Currently, only 6 percent of retailers can identify a customer by her phone when she walks through the door, but 39 percent plan to implement such technology within two years. This information will help the salesperson give personalized service and allows the retailer to send personalized messages to the consumer.
Customer WiFi will also help retailers to personalize service and messages. If the customer needs to create an account to login, the retailer can use that information to track the customer’s browsing history or triangulate location and use that data for guided selling.
Twenty-seven percent of retailers are taking this technology to the next step with geolocation technology, which will allow relevant messages to be sent to the consumer from locations outside the store (see story).
"I think it’s very important for retailers to look for new ways to serve customers and to understand how these new technologies might help," Mr.
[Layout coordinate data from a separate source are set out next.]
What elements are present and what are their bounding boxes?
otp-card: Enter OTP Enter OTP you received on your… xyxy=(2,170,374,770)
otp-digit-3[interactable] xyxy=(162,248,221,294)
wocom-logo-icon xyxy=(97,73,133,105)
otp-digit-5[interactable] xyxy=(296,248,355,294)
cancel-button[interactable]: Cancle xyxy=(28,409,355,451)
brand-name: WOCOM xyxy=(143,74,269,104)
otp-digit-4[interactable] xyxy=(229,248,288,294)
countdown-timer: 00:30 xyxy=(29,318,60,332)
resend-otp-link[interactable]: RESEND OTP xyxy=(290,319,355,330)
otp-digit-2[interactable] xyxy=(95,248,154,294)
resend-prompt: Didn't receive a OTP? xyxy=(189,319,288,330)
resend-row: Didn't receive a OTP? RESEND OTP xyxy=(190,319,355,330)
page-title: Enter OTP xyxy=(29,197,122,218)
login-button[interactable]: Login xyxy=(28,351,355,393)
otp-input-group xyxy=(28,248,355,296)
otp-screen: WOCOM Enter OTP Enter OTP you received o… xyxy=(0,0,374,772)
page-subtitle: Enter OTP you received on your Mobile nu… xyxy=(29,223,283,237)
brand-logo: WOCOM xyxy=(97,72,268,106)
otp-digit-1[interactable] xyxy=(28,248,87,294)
Ryski said. "But the fact is, I hear a lot about promised benefits, but I’m not sure retailers are actually finding the return on investment they had hoped for.
"Retailers are willing to invest, but they want proof of efficacy," he said. "We encourage more retailers to do A/B testing and use traffic and conversion analytics as context to help measure the impact of these experimental initiatives."
There is lots of experimentation going on, but full-chain rollouts seem few and far between. Part of the challenge has to do with the complexity and effort it takes to successfully deploy and maintain these systems. A great technology poorly implemented or maintained won’t deliver much value, so whether it’s the technology itself or implementation, it seems that many of these new technologies are still very much experimental.
"The fact that many of these technologies are not broadly adopted is indicative of where retailers are at with them," Mr. Ryski said.